Bush präsentiert neue Köpfe für den Irak

Wenige Tage vor der Verkündung seiner Irak-Strategie wechselt der US-Präsident zahlreiche Schlüsselpositionen aus

WASHINGTON taz ■ Obgleich zwei Monate nach der US-Wahl noch immer nicht klar ist, wie US-Präsident George W. Bush die Lage im Irak meistern will, deuteten am Donnerstag zahlreiche Personal-Revirements Veränderungen an. Kurz vor der für Dienstag erwarteten Bekanntgabe seiner Irak-Kurskorrektur hat Bush Umbesetzungen in Schlüsselpositionen der Diplomatie, des Geheimdienstes und Militärs vorgenommen.

Zalmay Khalilzad, seinen derzeitigen Botschafter in Bagdad und alten Weggenossen der Neokonservativen, will Bush voraussichtlich kommende Woche zum Botschafter der USA bei den Vereinten Nationen ernennen, teilte ein ranghoher Mitarbeiter im US-Außenministerium mit. Schon gestern wollte Bush den bisherigen US-Geheimdienstkoordinator John Negroponte als neuen Vizeaußenminister präsentieren.
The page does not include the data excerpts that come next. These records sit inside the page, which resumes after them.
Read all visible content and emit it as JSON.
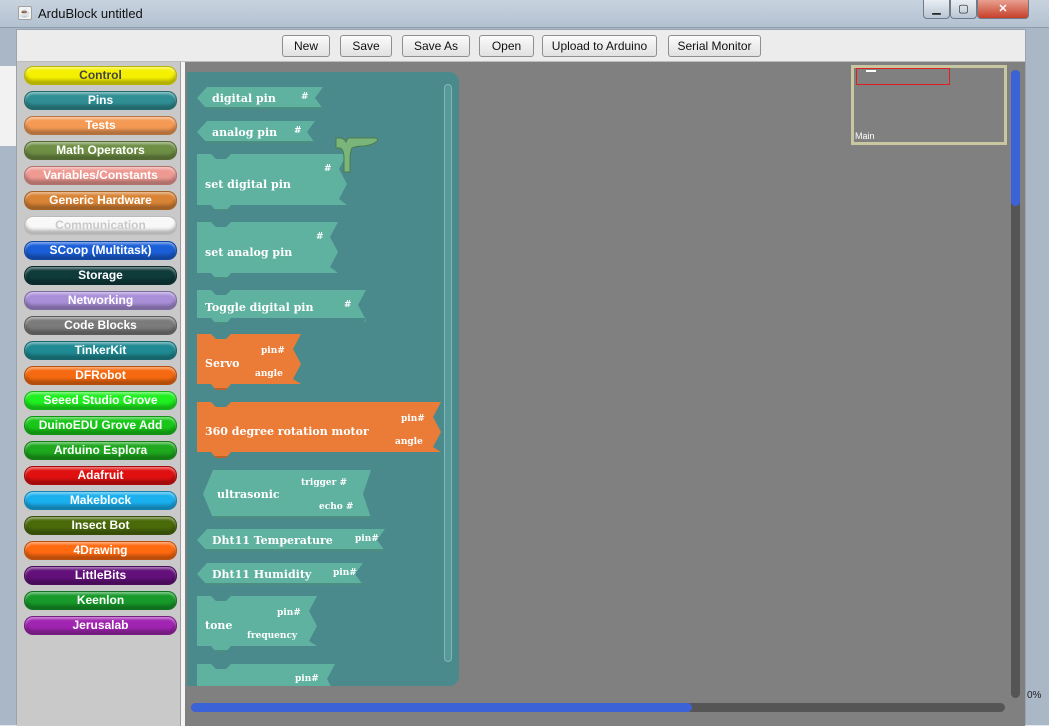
{
  "window": {
    "title": "ArduBlock untitled",
    "min": "▁",
    "max": "▢",
    "close": "✕",
    "app_icon": "☕"
  },
  "toolbar": {
    "new": "New",
    "save": "Save",
    "save_as": "Save As",
    "open": "Open",
    "upload": "Upload to Arduino",
    "serial": "Serial Monitor"
  },
  "categories": [
    {
      "label": "Control",
      "color": "#f5f000",
      "text": "#444"
    },
    {
      "label": "Pins",
      "color": "#2f8f95",
      "text": "#fff"
    },
    {
      "label": "Tests",
      "color": "#f59a55",
      "text": "#fff"
    },
    {
      "label": "Math Operators",
      "color": "#6f8f45",
      "text": "#fff"
    },
    {
      "label": "Variables/Constants",
      "color": "#ee9a93",
      "text": "#fff"
    },
    {
      "label": "Generic Hardware",
      "color": "#d98435",
      "text": "#fff"
    },
    {
      "label": "Communication",
      "color": "#f8f8f8",
      "text": "#c9c9c9"
    },
    {
      "label": "SCoop (Multitask)",
      "color": "#1a5fd8",
      "text": "#fff"
    },
    {
      "label": "Storage",
      "color": "#0f3b3b",
      "text": "#fff"
    },
    {
      "label": "Networking",
      "color": "#a98fd8",
      "text": "#fff"
    },
    {
      "label": "Code Blocks",
      "color": "#7b7b7b",
      "text": "#fff"
    },
    {
      "label": "TinkerKit",
      "color": "#1f8a93",
      "text": "#fff"
    },
    {
      "label": "DFRobot",
      "color": "#f56a10",
      "text": "#fff"
    },
    {
      "label": "Seeed Studio Grove",
      "color": "#1ff01f",
      "text": "#fff"
    },
    {
      "label": "DuinoEDU Grove Add",
      "color": "#19c719",
      "text": "#fff"
    },
    {
      "label": "Arduino Esplora",
      "color": "#1ea91e",
      "text": "#fff"
    },
    {
      "label": "Adafruit",
      "color": "#e01010",
      "text": "#fff"
    },
    {
      "label": "Makeblock",
      "color": "#1ab0ee",
      "text": "#fff"
    },
    {
      "label": "Insect Bot",
      "color": "#4a6a0a",
      "text": "#fff"
    },
    {
      "label": "4Drawing",
      "color": "#ff6a10",
      "text": "#fff"
    },
    {
      "label": "LittleBits",
      "color": "#63107a",
      "text": "#fff"
    },
    {
      "label": "Keenlon",
      "color": "#179a2a",
      "text": "#fff"
    },
    {
      "label": "Jerusalab",
      "color": "#a025b0",
      "text": "#fff"
    }
  ],
  "blocks": {
    "digital_pin": {
      "label": "digital pin",
      "socket": "#"
    },
    "analog_pin": {
      "label": "analog pin",
      "socket": "#"
    },
    "set_digital_pin": {
      "label": "set digital pin",
      "socket": "#"
    },
    "set_analog_pin": {
      "label": "set analog pin",
      "socket": "#"
    },
    "toggle_digital_pin": {
      "label": "Toggle digital pin",
      "socket": "#"
    },
    "servo": {
      "label": "Servo",
      "socket1": "pin#",
      "socket2": "angle"
    },
    "rotation_motor": {
      "label": "360 degree rotation motor",
      "socket1": "pin#",
      "socket2": "angle"
    },
    "ultrasonic": {
      "label": "ultrasonic",
      "socket1": "trigger #",
      "socket2": "echo #"
    },
    "dht11_temperature": {
      "label": "Dht11 Temperature",
      "socket": "pin#"
    },
    "dht11_humidity": {
      "label": "Dht11 Humidity",
      "socket": "pin#"
    },
    "tone": {
      "label": "tone",
      "socket1": "pin#",
      "socket2": "frequency"
    },
    "partial": {
      "socket": "pin#"
    }
  },
  "minimap": {
    "label": "Main"
  },
  "background": {
    "right_text": "0%"
  }
}
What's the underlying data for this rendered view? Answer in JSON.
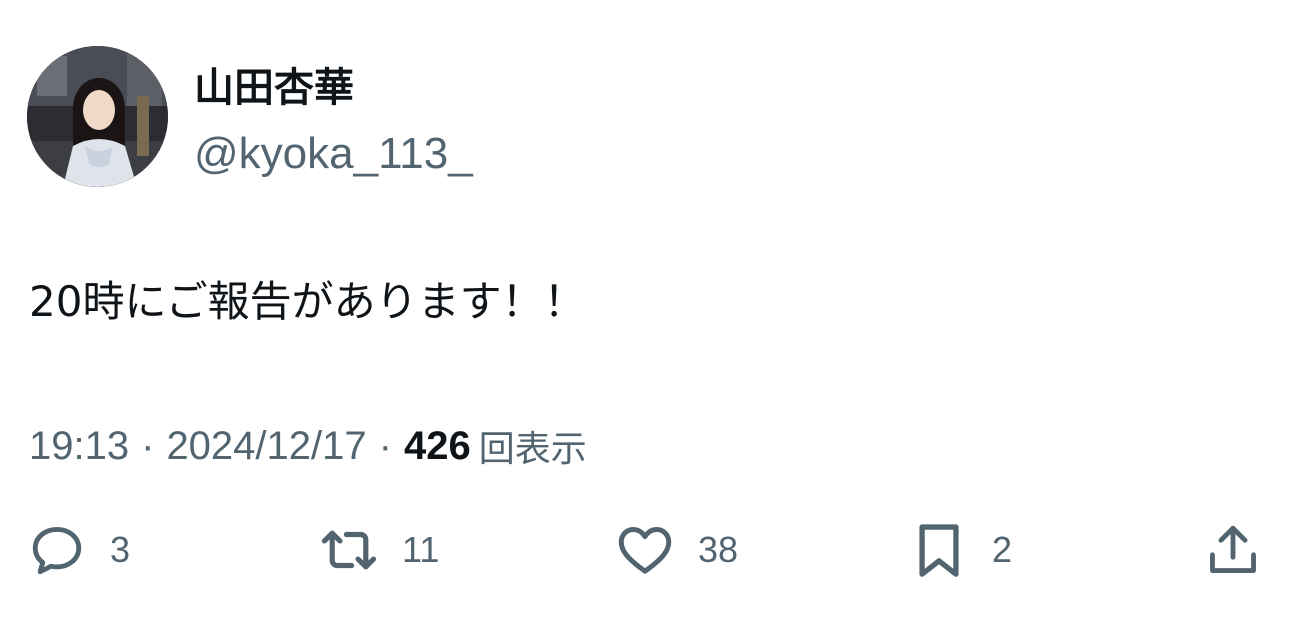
{
  "author": {
    "display_name": "山田杏華",
    "handle": "@kyoka_113_",
    "avatar_icon": "profile-photo"
  },
  "tweet": {
    "text": "20時にご報告があります！！",
    "time": "19:13",
    "separator": "·",
    "date": "2024/12/17",
    "views_count": "426",
    "views_label": "回表示"
  },
  "actions": {
    "reply": {
      "icon": "reply-icon",
      "count": "3"
    },
    "retweet": {
      "icon": "retweet-icon",
      "count": "11"
    },
    "like": {
      "icon": "heart-icon",
      "count": "38"
    },
    "bookmark": {
      "icon": "bookmark-icon",
      "count": "2"
    },
    "share": {
      "icon": "share-icon"
    }
  },
  "colors": {
    "primary_text": "#0f1419",
    "secondary_text": "#536471",
    "background": "#ffffff"
  }
}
Als aussichtsreichster Kandidat für Khalilzads Nachfolge als US-Botschafter im Irak gilt der bisherige Missionschef in Pakistan, Ryan Crocker. Der 57-jährige Diplomat spricht fließend Arabisch und war Botschafter im Libanon, in Kuwait und in Syrien. Der afghanischstämmige Khalilzad, ein sunnitischer Muslim, war seit Juni 2005 US-Botschafter im Irak. Als UN-Botschafter würde er die Nachfolger des unbeliebten Republikaners und Neokonservativen John Bolton antreten. Boltons erneute Nominierung hatten die Demokraten im Dezember abgelehnt. Khalilzad muss noch vom US-Senat bestätigt werden.

Negropontes Wechsel ins Außenministerium müsste ebenfalls vom Senat bestätigt werden. Die Stelle des Vizeaußenministers ist seit dem Rücktritt von Robert Zoellick, dem früheren US-Handelsbeauftragten, im Juni 2006 nicht besetzt und gilt als Schlüsselposition zur Implementierung einer neuen US-Irak-Politik.

Der 67-jährige Negroponte kennt sich aus im Land. Von 2001 bis 2004 dient er als UN-Botschafter und anschließend bis April 2005 als Missionschef in Bagdad. Zuvor war er vier Jahrzehnte lang als Karrierediplomat an Brandherden in der ganzen Welt eingesetzt worden. Kritiker verwiesen wiederholt auf seine zwielichtige Rolle als Botschafter in Honduras in den 80er-Jahren. Damals baute die US-Regierung unter Ronald Reagan das zentralamerikanische Land mit massiver Militärhilfe zu einer Bastion gegen die linksgerichteten Sandinisten in Nicaragua aus. Negroponte wird bezichtigt, die Menschenrechtsverstöße des honduranischen Militärregimes und die Aktivitäten ultrarechter Todesschwadronen billigend in Kauf genommen zu haben.

Nachfolger Negropontes, der als jetziger Chef der 16 nationalen US-Geheimdienste noch keine Erfolge vorweisen konnte, soll Michael McConnell, Vizeadmiral im Ruhestand, werden. McConnell leitete von 1992 bis 1996 den für elektronische Spionage zuständigen Geheimdienst NSA. Der neue Geheimdienstkoordinator wird großes Durchsetzungsvermögen benötigen. Denn unter den Geheimdiensten gibt es starke Rivalitäten.

Auch beim Militär deuten personelle Umsetzungen Veränderungen in der künftigen Strategie an: Der 62-jährige Admiral William Fallon, früherer Chef der US-Streitkräfte im Pazifik, soll laut Medienberichten General John Abizaid als Oberbefehlshaber des für Afghanistan und Irak zuständigen US-Zentralkommandos (Centcom) ablösen. Der 54-jährige Generalleutnant David Petraeus soll den bisherigen US-Oberkommandierenden im Irak, General George Casey, ablösen. Petraeus promovierte in Princeton in Internationalen Beziehungen. Erfolge erzielte er zwischen Juni 2004 und September 2005, als er für die Ausbildung der neuen irakischen Armee und Polizei zuständig war.